April 03, 2006
The Lore of the Corps: Pirate attack brought Marines to Sumatra

By Don Burzynski
Special to the Times

Less than 10 degrees north of the equator on the island of Sumatra is the rich pepper-growing region of Acheen.

Beginning in the 1790s, trading ships from New England stopped along the island’s western coast to exchange Spanish silver for pepper. The spice was valuable not only to flavor and preserve food, it could retail at a 700 percent profit.

In January 1831, the American merchant ship Friendship dropped anchor off the Sumatran town of Quallah Battoo to take on a load of pepper.

While the ship’s commander, Capt. Charles Endicott, was ashore, a band of Malay pirates boarded the ship, murdered much of the crew, looted the cargo and took over the ship.

When Endicott discovered what had happened, he complained to the local chieftain, Mahomet, who promptly put a price on the heads of Endicott and his officers.

Although the ship was recaptured and returned, her owners in New England sent a protest to President Andrew Jackson demanding retribution.

The frigate Potomac, which was equipped with 42 32-pounder cannons, was rigged and ready to sail from New York. Initially under orders to sail to China via Cape Horn and the Pacific, the ship’s route was changed to the Cape of Good Hope and the Indian Ocean.

After sailing for five months, the American frigate, disguised as a Danish East Indiaman, anchored five miles off Quallah Battoo on Feb. 5, 1832.

Before dawn the next morning, 280 Marines and sailors boarded the ship’s longboats and shoved off for the attack, which was the United States’ first official military intervention into Southeast Asia.

Marines were assigned to attack two of the four forts guarding the town; sailors were to attack the others.

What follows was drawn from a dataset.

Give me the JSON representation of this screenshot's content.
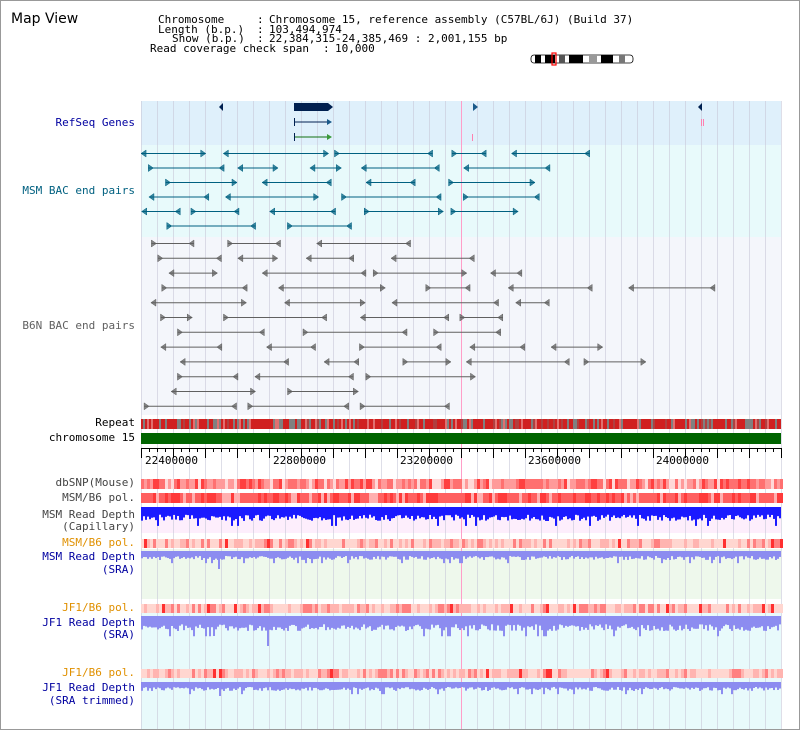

At dawn, a column led by Marine Lts. Alvin Edson and George Terrett moved forward, while the Marines assigned to the second fort prepared to attack in the jungle behind the town.

Within minutes of the Marine approach, the Malays were alerted. Intense fighting followed. The enemy met the Marines with cannons, muskets and blunderbusses — an early version of a shotgun.

The Marines charged forward, their discipline and ardor compensating for their lack of numbers. The leathernecks broke through the outer walls, blew up the stockade gate and captured the fort, all while wearing dress blues. Edson, with a small guard, pushed through the town to join in the Marine attack on the other fort.

As smoke from the attack drifted overhead, Edson and his Marines, along with a detachment of sailors, smashed through the bamboo walls of the second fort and engaged sword-wielding Malays. The majority of the Malays fought to the death; the rest fled into the jungle immediately after the fort was taken.

With the forts dismantled, the town burning, a few Malays hiding in the jungle, and the surf rising, the Americans were recalled. More than 150 Malay pirates, including Mahomet, had been killed.

The next morning, the Potomac moved within a mile of Quallah Battoo and bombarded the town with cannon fire before raising sail and heading for sea.